Crowds of people flowed down the packed sidewalks of downtown mainstreet on a late Monday morning. A canopy of umbrellas was spread across the pedestrians, as a sheer downpour of rain washed between the tall skyscrapers that lined the street. The sight was a sea of monochrome, black on gray on white, broken only by the stark orange glow of the street lamps that stood, still glowing in the morning, as a testament to how dark it was.
To any one person that walked shoulder-to-shoulder in this crowd, this would have been a perfectly ordinary sight, one they had grown used to and seen over so many years. Little did they know, however, that flitting between them were two fairies. One was a rather pudgy mint-green cat with a pair of fluffy, feathered wings, while the other was a cheery yellow puppy with a single horn in the middle of its head and a tail like that of a lion’s.
The fairies darted from person to person, floating lazy circles around them, looking at them close in the eyes, or patting down their arms as if hoping to find something. The pedestrians showed no surprise, and with each person the fairies would let out an exasperated sigh before moving on to the next. Soon enough, they rose back up and looked over the road, packed bumper-to-bumper with a herd of dully-coloured sedans.

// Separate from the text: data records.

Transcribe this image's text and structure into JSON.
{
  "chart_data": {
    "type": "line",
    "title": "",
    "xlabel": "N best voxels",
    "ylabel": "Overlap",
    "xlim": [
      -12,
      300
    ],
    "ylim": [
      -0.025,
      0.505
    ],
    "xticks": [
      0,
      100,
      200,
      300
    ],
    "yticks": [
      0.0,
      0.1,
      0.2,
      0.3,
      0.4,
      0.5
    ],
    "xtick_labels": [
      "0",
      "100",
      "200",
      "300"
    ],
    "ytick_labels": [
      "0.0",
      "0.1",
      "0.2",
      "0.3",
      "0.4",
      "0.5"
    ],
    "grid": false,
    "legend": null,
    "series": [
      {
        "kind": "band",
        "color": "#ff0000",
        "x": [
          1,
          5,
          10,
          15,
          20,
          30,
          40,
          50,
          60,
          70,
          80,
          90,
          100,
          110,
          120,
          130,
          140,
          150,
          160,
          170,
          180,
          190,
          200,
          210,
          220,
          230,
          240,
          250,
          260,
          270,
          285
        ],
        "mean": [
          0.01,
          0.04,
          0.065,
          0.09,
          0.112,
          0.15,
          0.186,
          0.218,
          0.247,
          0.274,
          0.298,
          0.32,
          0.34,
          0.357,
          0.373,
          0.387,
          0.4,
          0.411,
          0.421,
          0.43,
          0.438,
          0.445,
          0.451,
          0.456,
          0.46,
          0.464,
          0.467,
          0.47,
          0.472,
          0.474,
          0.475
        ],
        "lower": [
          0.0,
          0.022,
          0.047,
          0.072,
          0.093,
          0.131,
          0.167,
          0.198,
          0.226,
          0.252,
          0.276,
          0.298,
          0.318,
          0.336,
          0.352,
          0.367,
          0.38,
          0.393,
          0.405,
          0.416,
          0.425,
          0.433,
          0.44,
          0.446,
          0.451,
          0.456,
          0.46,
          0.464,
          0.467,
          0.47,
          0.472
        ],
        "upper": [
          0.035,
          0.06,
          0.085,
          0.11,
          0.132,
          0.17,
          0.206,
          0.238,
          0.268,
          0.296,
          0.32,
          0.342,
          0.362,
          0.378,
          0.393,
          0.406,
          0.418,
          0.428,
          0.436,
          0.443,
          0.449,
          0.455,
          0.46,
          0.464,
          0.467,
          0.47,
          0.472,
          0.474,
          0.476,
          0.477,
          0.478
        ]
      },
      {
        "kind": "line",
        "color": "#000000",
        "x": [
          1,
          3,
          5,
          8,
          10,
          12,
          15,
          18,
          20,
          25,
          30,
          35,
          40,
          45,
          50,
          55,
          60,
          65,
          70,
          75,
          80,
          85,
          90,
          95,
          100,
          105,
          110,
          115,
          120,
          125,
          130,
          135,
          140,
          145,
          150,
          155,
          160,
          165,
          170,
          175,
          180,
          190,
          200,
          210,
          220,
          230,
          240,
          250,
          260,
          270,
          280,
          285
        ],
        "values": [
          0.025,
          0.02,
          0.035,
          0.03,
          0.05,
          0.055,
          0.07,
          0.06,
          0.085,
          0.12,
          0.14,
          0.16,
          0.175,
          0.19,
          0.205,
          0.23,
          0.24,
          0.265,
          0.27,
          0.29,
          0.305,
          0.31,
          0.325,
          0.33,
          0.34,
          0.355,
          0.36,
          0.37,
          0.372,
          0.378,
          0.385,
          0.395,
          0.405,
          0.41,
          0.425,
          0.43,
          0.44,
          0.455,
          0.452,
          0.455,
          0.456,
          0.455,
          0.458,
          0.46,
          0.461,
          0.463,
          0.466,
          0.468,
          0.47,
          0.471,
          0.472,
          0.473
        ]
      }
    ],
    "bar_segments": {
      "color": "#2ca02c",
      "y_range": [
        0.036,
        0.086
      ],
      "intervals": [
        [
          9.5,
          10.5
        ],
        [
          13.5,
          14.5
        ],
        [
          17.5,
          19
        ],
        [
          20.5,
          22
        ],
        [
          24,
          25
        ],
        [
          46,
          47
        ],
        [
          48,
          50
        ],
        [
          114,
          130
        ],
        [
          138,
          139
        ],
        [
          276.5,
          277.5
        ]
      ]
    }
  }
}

“Ping, we’ve been at this for hours,” the yellow fairy said. “We’ve gotta get out of here before the daemons realize we’ve trespassed, and then we’ll be in some real trouble!”
“I thought you said you weren’t scared of daemons, Cant,” Ping cooed. “Besides, it’s not like they patrol the cities! Who’s gonna rat us out anyways? It’s not like humans can see us or anything.”
“They still come through here now and then!” Cant insisted, stomping their hind leg in mid-air. “Nobody’s going to bail us out this time! We’re in deep now, and you know it!”
“Oh will you be quiet already? Look, we’ll find someone, we’ll break the Veil on them, and bing bang boom we’ve got a new Magica to fight with!”
“But we’re not going to find anyone! Other fairies have searched before, and they all came back saying the same thing: there just isn’t anyone out there with genuine, pure hope anymore! Some even tried breaking the Veil on a normal human, just to try and see if they can... convince them to have hope or something, and no! Nothing worked!”
“And maybe they just weren’t looking hard enough? Come on, you can’t expect me to believe that there isn’t a SINGLE human out there who can’t dream anymore!”
“Look!” Cant said, moving their paw onto the bridge of their snout in some imitation of pinching it. “Even if we find a human who still dreams, like, hypothetically we do, how are we going to break the Veil on them anyways?! In case you hadn’t noticed, we’re still sprites! We don’t have enough magic on our own to do much of anything!”
“Oh can’t we?” Ping said, producing a small, blue marble that glowed brightly, reflecting clearly off of Ping’s smug eyes.
“Where’d you get that?” Cant asked, eyeing the marble suspiciously.
“Oh, let’s just say I paid a little visit to the Arcanum before we left for our trip.”
“You stole that, didn’t you!”
“Stealing is a harsh word! I’m just borrowing it!”
“How can you borrow something you can’t return after you’ve used it up?!”
“I’ll think of something! Besides, it’s easier to ask for forgiveness than for permission!”
“Do you know how hard it is to make a curse breaker that strong these days?! They’ll wring our necks before they forgive us!”
“They’ll be THANKING us when we show them a new Magica fighting on our side!” Ping insisted, tucking the marble away. In that moment, Ping’s whiskers shivered and their eyes darted around, scanning the crowd.
“Oh I’m not falling for this again,” Cant said, crossing their paws. “No way! We’re going back and that’s final, and you’re going to return that curse breaker as soon as we get back!”
“Oh will you shut up? This is for real this time!” Ping said. “There! Running against the crowd!”
Cant looked where Ping pointed, and sure enough, pushing and shoving through the crowd and carving a path in the sea of umbrellas was a lone, human girl holding a newspaper over her head in some desperate attempt at staying dry. She wasn’t especially tall, nor especially… anything in her appearance. She couldn’t have been older than her early twenties, even. Yet, apologizing endlessly, there she went weaving through the crowd. Cant produced a small, golden eye loupe and held it up, doing their best to track the girl as she ran through the crowd. The image through the lens was dark, but after a few minutes of tracking her they could see it: a faint, pink aura that glowed around her.
“C’mon, say it,” Ping said, floating close to Cant with a mischievous look in their eyes. Cant sighed as they put the eye loupe away.
“Fine. You were right.” Cant said, shaking their head. “Now what are we supposed to do?”
“Just follow my lead!” Ping said, darting into crowd.
“Hey! Wait for me!” Cant flew after Ping, and the two disappeared into the sea of people.